What makes a business local? For our purposes, LoveLiveLocal defines local as the corporate headquarters for the business physically located on Cape Cod. Additionally we love to see and celebrate local businesses that contribute to the community in a positive way.
So, what happens when corporate or nonlocal entities catch on that local is “trending?”
You have likely heard the terms whitewashing – it’s defined as ‘a coordinated attempt to hide unpleasant facts, especially in a political context’ – and greenwashing, ‘when a company or organization spends more time and money claiming to be eco-friendly (or green) through advertising and marketing than actually implementing business practices that minimize environmental impact.’ Along the same vein we felt it important to keep on keeping it 100 and define what we consider “localwashing.”
We see localwashing as when a corporate entity or non-local business tries to present themselves in a way that suggests they are locally owned to cash in on the trend of shopping, buying and eating local.
Some examples include:
- When one of the biggest banks on the planet calls itself “the world’s local bank”
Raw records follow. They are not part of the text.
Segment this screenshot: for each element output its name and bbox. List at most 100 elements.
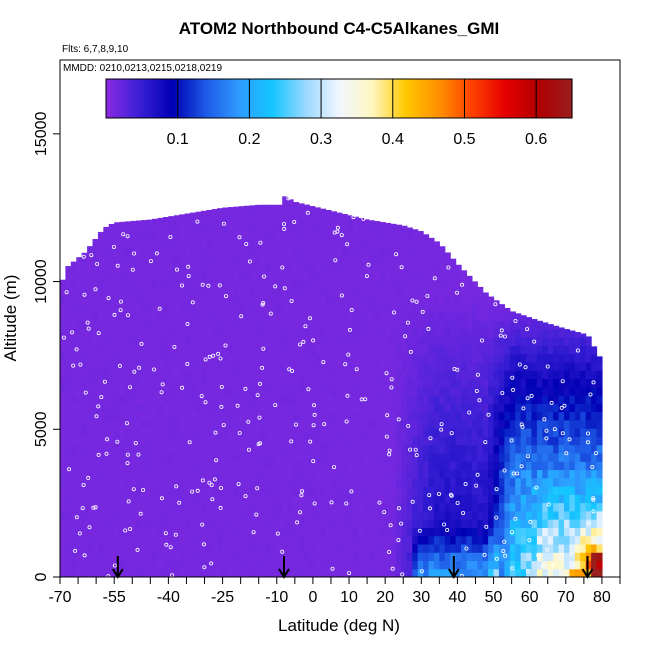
heatmap-cell bbox=[179, 535, 186, 545]
heatmap-cell bbox=[526, 552, 533, 562]
heatmap-cell bbox=[195, 395, 202, 404]
heatmap-cell bbox=[569, 411, 576, 421]
heatmap-cell bbox=[379, 452, 386, 462]
heatmap-cell bbox=[325, 287, 332, 297]
observation-point bbox=[303, 324, 308, 329]
heatmap-cell bbox=[320, 452, 327, 462]
heatmap-cell bbox=[206, 535, 213, 545]
heatmap-cell bbox=[564, 519, 571, 528]
colorbar-segment bbox=[306, 79, 311, 118]
heatmap-cell bbox=[390, 477, 397, 487]
heatmap-cell bbox=[195, 510, 202, 520]
observation-point bbox=[125, 234, 130, 239]
heatmap-cell bbox=[152, 452, 159, 462]
heatmap-cell bbox=[374, 353, 381, 363]
heatmap-cell bbox=[255, 519, 262, 528]
heatmap-cell bbox=[65, 494, 72, 504]
heatmap-cell bbox=[70, 395, 77, 404]
heatmap-cell bbox=[580, 378, 587, 388]
heatmap-cell bbox=[379, 287, 386, 297]
heatmap-cell bbox=[352, 486, 359, 495]
heatmap-cell bbox=[536, 535, 543, 545]
heatmap-cell bbox=[320, 510, 327, 520]
heatmap-cell bbox=[574, 461, 581, 471]
colorbar-segment bbox=[505, 79, 509, 118]
heatmap-cell bbox=[574, 411, 581, 421]
heatmap-cell bbox=[222, 246, 229, 255]
heatmap-cell bbox=[81, 345, 88, 355]
observation-point bbox=[544, 436, 549, 441]
heatmap-cell bbox=[488, 312, 495, 322]
colorbar-tick-label: 0.5 bbox=[453, 131, 475, 148]
heatmap-cell bbox=[125, 502, 132, 512]
heatmap-cell bbox=[320, 494, 327, 504]
heatmap-cell bbox=[444, 428, 451, 437]
heatmap-cell bbox=[509, 328, 516, 338]
heatmap-cell bbox=[309, 403, 316, 413]
heatmap-cell bbox=[320, 370, 327, 380]
heatmap-cell bbox=[103, 403, 110, 413]
heatmap-cell bbox=[406, 502, 413, 512]
y-tick-label: 5000 bbox=[33, 411, 50, 447]
heatmap-cell bbox=[238, 477, 245, 487]
heatmap-cell bbox=[206, 279, 213, 289]
heatmap-cell bbox=[146, 345, 153, 355]
heatmap-cell bbox=[168, 436, 175, 446]
heatmap-cell bbox=[433, 395, 440, 404]
observation-point bbox=[254, 512, 259, 517]
heatmap-cell bbox=[97, 304, 104, 313]
heatmap-cell bbox=[309, 469, 316, 479]
heatmap-cell bbox=[385, 279, 392, 289]
heatmap-cell bbox=[135, 254, 142, 264]
heatmap-cell bbox=[108, 287, 115, 297]
heatmap-cell bbox=[347, 452, 354, 462]
heatmap-cell bbox=[498, 527, 505, 537]
heatmap-cell bbox=[222, 411, 229, 421]
heatmap-cell bbox=[396, 279, 403, 289]
heatmap-cell bbox=[76, 370, 83, 380]
heatmap-cell bbox=[260, 262, 267, 272]
observation-point bbox=[331, 465, 336, 470]
heatmap-cell bbox=[553, 527, 560, 537]
heatmap-cell bbox=[433, 328, 440, 338]
heatmap-cell bbox=[596, 519, 603, 528]
heatmap-cell bbox=[103, 560, 110, 570]
heatmap-cell bbox=[303, 370, 310, 380]
heatmap-cell bbox=[564, 403, 571, 413]
observation-point bbox=[426, 326, 431, 331]
heatmap-cell bbox=[233, 477, 240, 487]
heatmap-cell bbox=[444, 345, 451, 355]
heatmap-cell bbox=[498, 535, 505, 545]
observation-point bbox=[308, 439, 313, 444]
colorbar-segment bbox=[493, 79, 497, 118]
heatmap-cell bbox=[455, 328, 462, 338]
heatmap-cell bbox=[298, 419, 305, 429]
heatmap-cell bbox=[303, 477, 310, 487]
heatmap-cell bbox=[103, 510, 110, 520]
heatmap-cell bbox=[125, 519, 132, 528]
heatmap-cell bbox=[406, 312, 413, 322]
heatmap-cell bbox=[330, 211, 337, 214]
colorbar-segment bbox=[216, 79, 221, 118]
observation-point bbox=[177, 500, 182, 505]
heatmap-cell bbox=[498, 436, 505, 446]
heatmap-cell bbox=[125, 469, 132, 479]
heatmap-cell bbox=[265, 279, 272, 289]
heatmap-cell bbox=[482, 370, 489, 380]
heatmap-cell bbox=[249, 452, 256, 462]
heatmap-cell bbox=[558, 510, 565, 520]
heatmap-cell bbox=[282, 502, 289, 512]
heatmap-cell bbox=[179, 403, 186, 413]
heatmap-cell bbox=[97, 419, 104, 429]
heatmap-cell bbox=[531, 386, 538, 396]
heatmap-cell bbox=[103, 226, 110, 231]
heatmap-cell bbox=[217, 469, 224, 479]
heatmap-cell bbox=[504, 320, 511, 330]
heatmap-cell bbox=[396, 224, 403, 231]
heatmap-cell bbox=[238, 428, 245, 437]
heatmap-cell bbox=[341, 353, 348, 363]
observation-point bbox=[244, 242, 249, 247]
heatmap-cell bbox=[406, 254, 413, 264]
heatmap-cell bbox=[363, 254, 370, 264]
heatmap-cell bbox=[255, 237, 262, 247]
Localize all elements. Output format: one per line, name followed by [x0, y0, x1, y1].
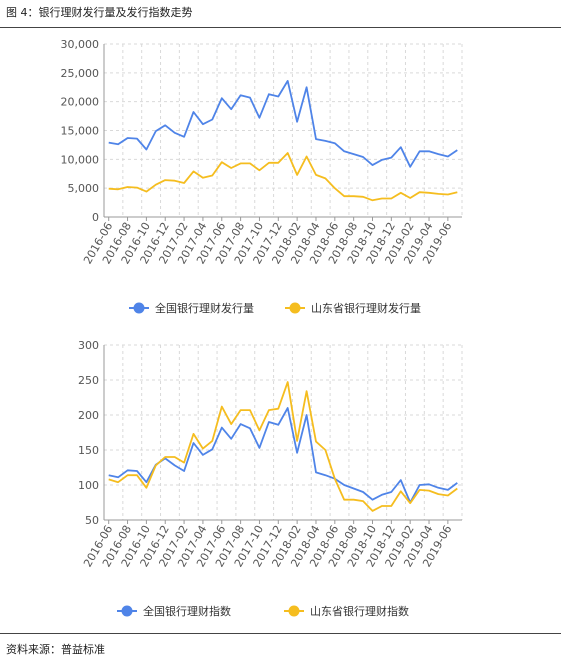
- volume-y-tick-label: 15,000: [61, 125, 100, 138]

- When a huge retailer opens other smaller stores (selling the same/similar merchandise) under a different name or a large coffee chain removes its name from a few of its locations in order to appear independently owned
- When a supermarket chain advertises themselves as offering “local flavor” when they stock a minimal amount of locally grown produce
- If a corporately owned shopping center urges people to shop local…at their nearest mall filled with chain stores
- If a store found in cities and towns all over the country sells items with the word LOCAL branded on them
- When an international condiment brand launches a marketing campaignencouraging people to eat locally grown produce…with their mayonnaise
- If a corporate bookstore claims “all bookselling is local”
When a big corporation or business not based in what you consider your local community does something like this, it can be considered localwashing.
These tactics are disingenuous and deceptive, and not good for any local community. Because at the end of the day, more money spent at truly local stores stays in a local community than money spent at national stores or online.